ANCONA – Essere operatore socio-sanitario diventa un mestiere sempre più qualificato, preparata e tesa a unire le competenze sociali e sanitarie per rispondere alla crescente domanda di qualità nei servizi all’interno del settore sanitario.
La disciplina delle attività dell’operatore socio sanitario è stata decisa da una recente deliberazione della giunta regionale, sulla quale hanno lavorato congiuntamente tre assessorati: l’assessorato all’Istruzione, alla Formazione e al Lavoro, l’assessorato ai Servizi Sociali e l’assessorato alla Salute.
Dunque una nuova figura importante e portante del sistema del welfare regionale che, come spiega Ugo Ascoli, assessore regionale alla Formazione, «non solo identificherà la reale integrazione tra sociale e sanitario, ma riunirà anche in una sola figura l’operatore socio-assistenziale e l’operatore sanitario, risolvendo definitivamente il problema della formazione continua».
«Accanto agli infermieri quindi, che seguono un percorso universitario – spiega Ascoli – si inserirà tra due anni questa nuova figura, strategica per il settore socio-sanitario. Dal primo gennaio 2010, infatti non sarà più possibile stare nei servizi socio-sanitari con la vecchia figura se non si sarà frequentato un corso che va da un minimo di 200 ore (a seconda del curriculum) a un massimo di 1000».
Essendo tale intervento finanziariamente oneroso, l’assessorato alla Formazione ha già messo a disposizione nel “Piano dell’occupazione e qualità del lavoro 2008 ” un fondo di un milione e 500 mila euro, provenienti dalla legge nazionale 236/93.
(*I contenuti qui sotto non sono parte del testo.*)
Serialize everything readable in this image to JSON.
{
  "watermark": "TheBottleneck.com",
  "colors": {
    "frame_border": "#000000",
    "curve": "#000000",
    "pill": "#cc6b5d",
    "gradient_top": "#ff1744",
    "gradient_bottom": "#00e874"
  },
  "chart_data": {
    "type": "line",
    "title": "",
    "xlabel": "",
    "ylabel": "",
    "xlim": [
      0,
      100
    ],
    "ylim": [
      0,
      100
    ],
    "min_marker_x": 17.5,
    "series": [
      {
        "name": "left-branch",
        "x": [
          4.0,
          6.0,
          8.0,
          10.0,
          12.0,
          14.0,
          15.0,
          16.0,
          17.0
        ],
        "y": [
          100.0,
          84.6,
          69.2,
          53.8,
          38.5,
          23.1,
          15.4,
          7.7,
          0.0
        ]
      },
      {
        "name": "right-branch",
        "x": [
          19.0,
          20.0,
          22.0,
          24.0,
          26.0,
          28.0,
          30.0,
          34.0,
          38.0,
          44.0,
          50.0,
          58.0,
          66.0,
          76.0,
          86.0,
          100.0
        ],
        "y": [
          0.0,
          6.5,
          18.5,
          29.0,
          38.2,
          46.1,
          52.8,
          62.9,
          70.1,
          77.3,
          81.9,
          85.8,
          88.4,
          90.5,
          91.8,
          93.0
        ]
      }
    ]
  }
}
La deliberazione è più che altro rivolta alla riqualificazione degli occupati nelle diverse strutture socio-sanitarie, circa 3000 persone, ma anche ai giovani che si affacciano sul mercato del lavoro e provenienti da scuole che rilasciano diplomi di carattere socio-educativo. Per questi ultimi sarà d’obbligo il corso di 1000 ore. Per le persone già occupate invece, si sta lavorando alla ricognizione sistematica e alla redazione di schede per la valutazione predeterminata dei titoli e la quantificazione per ogni operatore del bisogno formativo che comunque non potrà essere sotto le 200 ore (50 di teoria e 150 di stage e tirocini). L’accesso a tali corsi è consentito anche a operatori stranieri e quindi potranno esseri riconosciuti i titoli presi all’estero. Sarà tuttavia istituita, presso il servizio Salute, una commissione regionale per la quantificazione dei crediti per l’accesso alla qualifica.